Li Zhengteng, Liu Hongmei, Wang Min, Wang Xiankai, Pan Dongmei, Ma Aidong, Chen Yang
Department of Radiology, Jining No.1 People's Hospital, No. 6 Jiankang Road, Rencheng District, Jining, 272000, China.
Thyroid and Breast Surgery, Jining No.1 People's Hospital, No. 6 Jiankang Road, Rencheng District, Jining, 272000, China.
BMC Med Imaging. 2024 Jun 12;24(1):143. doi: 10.1186/s12880-024-01305-5.
This study developed and validated a nomogram utilizing clinical and multi-slice spiral computed tomography (MSCT) features for the preoperative prediction of Ki-67 expression in stage IA lung adenocarcinoma. Additionally, we assessed the predictive accuracy of Ki-67 expression levels, as determined by our model, in estimating the prognosis of stage IA lung adenocarcinoma.
We retrospectively analyzed data from 395 patients with pathologically confirmed stage IA lung adenocarcinoma. A total of 322 patients were divided into training and internal validation groups at a 6:4 ratio, whereas the remaining 73 patients composed the external validation group. According to the pathological results, the patients were classified into high and low Ki-67 labeling index (LI) groups. Clinical and CT features were subjected to statistical analysis. The training group was used to construct a predictive model through logistic regression and to formulate a nomogram. The nomogram's predictive ability and goodness-of-fit were assessed. Internal and external validations were performed, and clinical utility was evaluated. Finally, the recurrence-free survival (RFS) rates were compared.
In the training group, sex, age, tumor density type, tumor-lung interface, lobulation, spiculation, pleural indentation, and maximum nodule diameter differed significantly between patients with high and low Ki-67 LI. Multivariate logistic regression analysis revealed that sex, tumor density, and maximum nodule diameter were significantly associated with high Ki-67 expression in stage IA lung adenocarcinoma. The calibration curves closely resembled the standard curves, indicating the excellent discrimination and accuracy of the model. Decision curve analysis revealed favorable clinical utility. Patients with a nomogram-predicted high Ki-67 LI exhibited worse RFS.

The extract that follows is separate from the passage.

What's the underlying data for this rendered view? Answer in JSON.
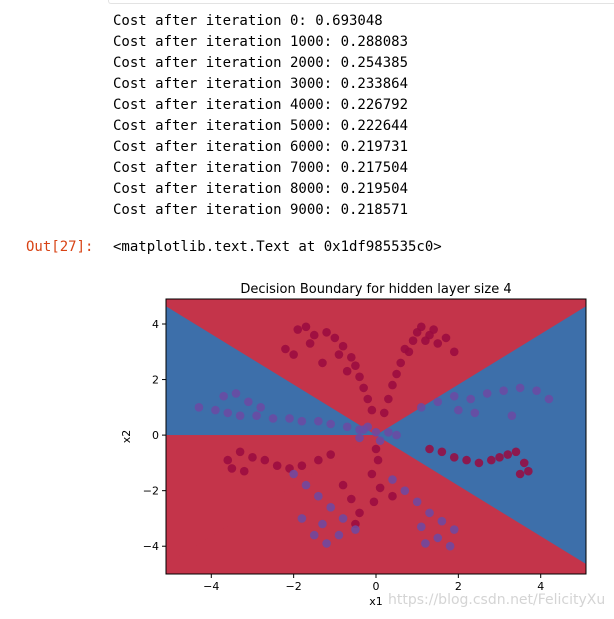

The nomogram utilizing clinical and CT features for the preoperative prediction of Ki-67 expression in stage IA lung adenocarcinoma demonstrated excellent performance, clinical utility, and prognostic significance, suggesting that this nomogram is a noninvasive personalized approach for the preoperative prediction of Ki-67 expression.
本研究开发并验证了一种列线图,该列线图利用临床和多层螺旋计算机断层扫描(MSCT)特征对ⅠA期肺腺癌患者术前Ki-67表达进行预测。此外,我们评估了通过我们的模型确定的Ki-67表达水平在估计ⅠA期肺腺癌预后方面的预测准确性。
我们回顾性分析了395例经病理确诊的ⅠA期肺腺癌患者的数据。总共322例患者按6:4的比例分为训练组和内部验证组,其余73例患者组成外部验证组。根据病理结果,将患者分为高、低Ki-67标记指数(LI)组。对临床和CT特征进行统计分析。训练组用于通过逻辑回归构建预测模型并制定列线图。评估列线图的预测能力和拟合优度。进行内部和外部验证,并评估临床实用性。最后,比较无复发生存(RFS)率。
在训练组中,高、低Ki-67 LI患者的性别、年龄、肿瘤密度类型、肿瘤-肺界面、分叶、毛刺征、胸膜凹陷及最大结节直径存在显著差异。多因素逻辑回归分析显示,性别、肿瘤密度和最大结节直径与ⅠA期肺腺癌高Ki-67表达显著相关。校准曲线与标准曲线高度相似,表明该模型具有出色的区分度和准确性。决策曲线分析显示出良好的临床实用性。列线图预测为高Ki-67 LI的患者RFS较差。
利用临床和CT特征对ⅠA期肺腺癌术前Ki-67表达进行预测的列线图表现出优异的性能、临床实用性和预后意义,表明该列线图是一种用于术前预测Ki-67表达的非侵入性个性化方法。